This Week In Terrifying Hybrids

This Week In Terrifying Hybrids

1. The Bucket List – fiction + television + Jeff Probst's vulture brain = Live Like You're Dying

Well, for once those final, "in memorium"-like montages that usher out departing reality show contestants won't seem heavy-handed.

While a reality series about fulfilling the wishes of terminally ill people is a great idea for those terminally ill people whose dying wish is to be the star of the most maudlin reality show ever conceived, for humanity as a whole it's maybe not the best idea. There's a reason why the Make A Wish foundation isn't a weekly television show. Besides being grossly manipulative, making grave illness into a spectacle is just gross. (Coincidentally, so is Jeff Probst, who obviously has the brain of a vulture for thinking of something like this.)

Probst promises, "The focus of the show is not death. The story we're going to tell is about living." They cut out the part where he added, "But about living when you're about to die, which is like extreme living to the max. It's Maximum Living. Didn't you see The Bucket List? It's skydiving and road trips and laughs! Then they die. Boom: Gravitas!"

2. Pharrell – music + Eames + lots of mannequin parts + the misguided notion that everything Pharrell does is art = This chair.

We all know what inspires Pharrell's music: thinking about what it would sound like if a robot was farting in space while moving. But what inspired Pharrell to make this chair, which is currently on exhibit at an art gallery in Paris? Was it one too many viewings of A Clockwork Orange? A lazy afternoon spent surrounded by Eames chairs, mannequin legs, and Krazy Glue?

Personally, I think Pharrell just told his assistant, "What if there were, like, human legs on that Eames chair? That'd be so hot. Make it happen. Then call a gallery, cause that's art. Also, find out what else I can endorse." Thus, Pharrell: Visual artist was born.

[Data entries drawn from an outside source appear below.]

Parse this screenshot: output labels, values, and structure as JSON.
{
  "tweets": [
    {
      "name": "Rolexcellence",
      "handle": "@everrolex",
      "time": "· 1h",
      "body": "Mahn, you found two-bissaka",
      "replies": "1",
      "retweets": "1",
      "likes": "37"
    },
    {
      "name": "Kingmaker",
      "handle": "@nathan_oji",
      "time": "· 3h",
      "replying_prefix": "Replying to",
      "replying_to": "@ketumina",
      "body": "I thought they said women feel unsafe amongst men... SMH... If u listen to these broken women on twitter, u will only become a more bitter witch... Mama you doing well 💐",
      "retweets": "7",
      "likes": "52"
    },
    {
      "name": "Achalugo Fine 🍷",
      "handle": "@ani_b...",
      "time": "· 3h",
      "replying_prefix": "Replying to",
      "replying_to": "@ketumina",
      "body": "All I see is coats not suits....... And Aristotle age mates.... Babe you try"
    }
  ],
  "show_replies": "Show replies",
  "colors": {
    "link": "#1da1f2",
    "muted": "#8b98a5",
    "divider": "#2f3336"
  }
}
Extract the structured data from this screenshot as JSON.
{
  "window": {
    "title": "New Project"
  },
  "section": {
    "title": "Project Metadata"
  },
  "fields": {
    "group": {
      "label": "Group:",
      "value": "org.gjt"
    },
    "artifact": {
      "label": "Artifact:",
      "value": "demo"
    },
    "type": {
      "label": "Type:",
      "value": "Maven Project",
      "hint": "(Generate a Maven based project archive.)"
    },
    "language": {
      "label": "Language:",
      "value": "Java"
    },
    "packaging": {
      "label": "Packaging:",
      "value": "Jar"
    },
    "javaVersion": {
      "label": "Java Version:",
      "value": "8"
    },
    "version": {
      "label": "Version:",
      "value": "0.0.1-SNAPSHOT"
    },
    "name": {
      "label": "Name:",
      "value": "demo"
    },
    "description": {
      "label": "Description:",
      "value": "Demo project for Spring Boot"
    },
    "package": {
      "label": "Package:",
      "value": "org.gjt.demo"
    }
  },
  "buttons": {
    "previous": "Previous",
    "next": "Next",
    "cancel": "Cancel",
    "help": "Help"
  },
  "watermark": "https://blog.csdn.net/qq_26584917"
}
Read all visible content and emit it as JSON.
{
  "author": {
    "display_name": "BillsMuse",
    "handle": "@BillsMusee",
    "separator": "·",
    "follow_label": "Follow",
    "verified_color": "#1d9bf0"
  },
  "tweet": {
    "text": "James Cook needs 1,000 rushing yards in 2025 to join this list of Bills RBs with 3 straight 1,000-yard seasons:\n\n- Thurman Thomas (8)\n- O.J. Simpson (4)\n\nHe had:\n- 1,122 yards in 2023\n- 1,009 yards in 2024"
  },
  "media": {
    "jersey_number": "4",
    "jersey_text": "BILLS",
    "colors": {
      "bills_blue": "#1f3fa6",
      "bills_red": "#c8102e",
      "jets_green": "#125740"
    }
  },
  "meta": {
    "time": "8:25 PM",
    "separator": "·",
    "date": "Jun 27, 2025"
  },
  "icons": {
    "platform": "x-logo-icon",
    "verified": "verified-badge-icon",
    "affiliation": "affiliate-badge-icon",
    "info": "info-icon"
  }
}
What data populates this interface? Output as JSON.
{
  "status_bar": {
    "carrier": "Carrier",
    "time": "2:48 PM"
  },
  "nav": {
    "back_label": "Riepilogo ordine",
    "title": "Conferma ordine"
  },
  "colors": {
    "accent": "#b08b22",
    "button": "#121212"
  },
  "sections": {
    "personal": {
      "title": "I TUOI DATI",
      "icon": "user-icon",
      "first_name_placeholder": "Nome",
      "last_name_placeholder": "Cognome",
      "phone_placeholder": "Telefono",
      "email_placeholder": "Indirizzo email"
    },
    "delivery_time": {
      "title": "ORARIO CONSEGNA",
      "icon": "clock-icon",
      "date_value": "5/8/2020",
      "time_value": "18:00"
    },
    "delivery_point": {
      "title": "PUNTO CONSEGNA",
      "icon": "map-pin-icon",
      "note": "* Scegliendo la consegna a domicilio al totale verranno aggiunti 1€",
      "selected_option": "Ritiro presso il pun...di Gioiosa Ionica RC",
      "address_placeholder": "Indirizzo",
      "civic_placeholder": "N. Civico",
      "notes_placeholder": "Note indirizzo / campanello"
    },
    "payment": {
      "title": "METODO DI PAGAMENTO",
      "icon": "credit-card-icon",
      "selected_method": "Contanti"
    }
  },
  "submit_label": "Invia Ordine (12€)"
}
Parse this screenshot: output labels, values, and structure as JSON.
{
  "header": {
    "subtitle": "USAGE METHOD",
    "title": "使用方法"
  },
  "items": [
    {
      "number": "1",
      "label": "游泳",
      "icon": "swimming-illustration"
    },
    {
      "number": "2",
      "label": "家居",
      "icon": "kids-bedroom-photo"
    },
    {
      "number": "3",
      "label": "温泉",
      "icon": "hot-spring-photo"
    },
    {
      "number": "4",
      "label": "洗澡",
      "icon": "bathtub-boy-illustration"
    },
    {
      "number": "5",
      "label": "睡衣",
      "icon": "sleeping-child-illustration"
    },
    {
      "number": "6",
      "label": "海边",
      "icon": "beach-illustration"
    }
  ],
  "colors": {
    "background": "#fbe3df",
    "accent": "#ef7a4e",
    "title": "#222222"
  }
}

3. Mad Fold-Ins – humor + Mary-Kate & Ashley Olsen + buckets of narcissism = Influence

What's great about making an entire coffee table book about your influences is that your extreme narcissism is obscured (at least initially) by other people–but ultimately it shines through like a pair of burning red suns. Yes, Mary-Kate & Ashley, Influence is about the people and things that influenced you two, but "you two" is the most important phrase in that sentence.

The only way this book could have any redeeming value is if you could fold in that picture of the twins with Terry Richardson to reveal a picture of Bea Arthur laughing, or something.